Central Bank reserves have fallen by US$4 billion to US$39 billion since peaking on August 4, after the monetary authority sold more than US$1 billion in just three days last week to defend the trading band agreed with the IMF. Analysts say the need to rebuild buffers is why markets expect a floor for the exchange rate.

Any replenishment of reserves would mark a turn for Milei, who previously avoided issuing pesos that could undermine his disinflation goals. “There will be no intervention until the peso hits the band floor — that is, no purchases above 1,000 per dollar,” the President posted on X on April 16. At midyear, the government even chose to issue peso debt payable in dollars rather than intervene in the FX market.

Bankers and analysts say a change is imminent. “I estimate they will start buying at 1,300 or 1,350, and then we’ll be able to say the FX band has narrowed,” said Carolina Schuartzman, director at Banco de Valores. The band’s floor is currently at 947 pesos per dollar, while the ceiling stands at 1,478 per dollar.

“If they let too many dollars slip away and don’t rebuild reserves, the outlook won’t be good.
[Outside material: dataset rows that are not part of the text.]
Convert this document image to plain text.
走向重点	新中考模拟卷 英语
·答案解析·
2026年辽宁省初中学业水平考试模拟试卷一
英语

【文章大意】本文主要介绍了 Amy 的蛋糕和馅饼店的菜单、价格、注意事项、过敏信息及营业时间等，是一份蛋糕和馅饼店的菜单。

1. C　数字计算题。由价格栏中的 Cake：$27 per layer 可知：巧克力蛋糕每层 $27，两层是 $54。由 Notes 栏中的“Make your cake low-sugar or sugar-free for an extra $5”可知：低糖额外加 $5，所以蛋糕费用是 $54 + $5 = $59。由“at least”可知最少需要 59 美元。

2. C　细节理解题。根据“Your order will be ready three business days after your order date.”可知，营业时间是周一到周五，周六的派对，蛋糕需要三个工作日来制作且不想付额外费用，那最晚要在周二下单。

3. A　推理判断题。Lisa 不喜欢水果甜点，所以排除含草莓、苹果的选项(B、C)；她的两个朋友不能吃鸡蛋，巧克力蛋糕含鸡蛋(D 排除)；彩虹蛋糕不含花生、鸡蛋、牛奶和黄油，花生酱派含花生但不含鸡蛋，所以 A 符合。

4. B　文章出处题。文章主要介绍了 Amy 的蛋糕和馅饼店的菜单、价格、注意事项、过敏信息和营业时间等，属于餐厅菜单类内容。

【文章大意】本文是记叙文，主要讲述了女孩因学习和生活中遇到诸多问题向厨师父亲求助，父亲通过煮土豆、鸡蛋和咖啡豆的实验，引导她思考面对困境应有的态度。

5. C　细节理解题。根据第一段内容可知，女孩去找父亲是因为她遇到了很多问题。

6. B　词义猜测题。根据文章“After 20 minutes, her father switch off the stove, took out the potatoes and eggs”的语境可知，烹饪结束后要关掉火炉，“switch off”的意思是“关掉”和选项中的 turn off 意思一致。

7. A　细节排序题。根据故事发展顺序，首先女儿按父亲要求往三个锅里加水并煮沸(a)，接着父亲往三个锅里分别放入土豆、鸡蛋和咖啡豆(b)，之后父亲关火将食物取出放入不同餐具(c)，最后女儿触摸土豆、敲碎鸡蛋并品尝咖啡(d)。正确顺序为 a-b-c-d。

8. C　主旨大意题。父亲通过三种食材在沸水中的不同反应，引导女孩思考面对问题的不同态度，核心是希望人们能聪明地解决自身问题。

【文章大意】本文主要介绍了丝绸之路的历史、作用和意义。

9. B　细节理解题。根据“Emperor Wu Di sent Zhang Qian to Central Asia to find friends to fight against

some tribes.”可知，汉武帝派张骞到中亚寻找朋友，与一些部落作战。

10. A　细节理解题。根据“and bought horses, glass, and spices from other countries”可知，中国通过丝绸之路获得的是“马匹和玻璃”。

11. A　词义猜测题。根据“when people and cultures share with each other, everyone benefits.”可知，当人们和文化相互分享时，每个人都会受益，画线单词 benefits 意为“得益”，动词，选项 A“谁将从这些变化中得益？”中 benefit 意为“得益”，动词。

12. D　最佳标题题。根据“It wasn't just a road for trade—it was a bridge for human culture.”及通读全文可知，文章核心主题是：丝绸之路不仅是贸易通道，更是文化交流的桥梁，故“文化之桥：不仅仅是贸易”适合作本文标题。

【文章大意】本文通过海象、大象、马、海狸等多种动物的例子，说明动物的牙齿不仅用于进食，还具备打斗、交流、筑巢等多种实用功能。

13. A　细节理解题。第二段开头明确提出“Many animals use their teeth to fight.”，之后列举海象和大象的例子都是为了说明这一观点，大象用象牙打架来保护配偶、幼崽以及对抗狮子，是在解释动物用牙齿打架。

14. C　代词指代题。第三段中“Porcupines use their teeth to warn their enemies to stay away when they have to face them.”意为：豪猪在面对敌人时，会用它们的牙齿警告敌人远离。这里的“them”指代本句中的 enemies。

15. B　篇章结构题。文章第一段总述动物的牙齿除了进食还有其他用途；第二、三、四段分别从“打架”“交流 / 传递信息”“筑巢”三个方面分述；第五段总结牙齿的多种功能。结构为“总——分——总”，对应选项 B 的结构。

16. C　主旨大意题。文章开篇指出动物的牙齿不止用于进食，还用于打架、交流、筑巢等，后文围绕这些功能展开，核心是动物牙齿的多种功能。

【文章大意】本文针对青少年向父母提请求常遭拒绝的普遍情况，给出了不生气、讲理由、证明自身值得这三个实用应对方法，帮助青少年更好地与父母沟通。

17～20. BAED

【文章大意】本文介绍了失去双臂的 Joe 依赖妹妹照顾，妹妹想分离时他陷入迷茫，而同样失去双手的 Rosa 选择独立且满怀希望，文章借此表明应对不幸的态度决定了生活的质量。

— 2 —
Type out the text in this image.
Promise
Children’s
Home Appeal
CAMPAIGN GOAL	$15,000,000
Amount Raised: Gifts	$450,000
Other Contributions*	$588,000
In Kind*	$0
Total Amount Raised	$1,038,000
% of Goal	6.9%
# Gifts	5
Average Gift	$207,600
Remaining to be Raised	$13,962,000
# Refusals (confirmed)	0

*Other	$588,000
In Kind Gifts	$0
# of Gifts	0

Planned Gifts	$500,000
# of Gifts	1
Risk spreads won’t compress and they’ll be forced into asset-liability management,” Schuartzman said.

Some investors saw a first signal from the Central Bank on Wednesday, when it cut the one-day peso repo rate by 10 percentage points to 25 percent. The decision came as the peso was trading around 1,330 per dollar, leading many to interpret that level as the new, implicit floor of the band.

“The government must use the current moment to rebuild genuine reserves, making clear that US funds will be reserved for debt service, not FX defence,” said Juan Manuel Pazos, chief economist at broker One618, in a report to investors.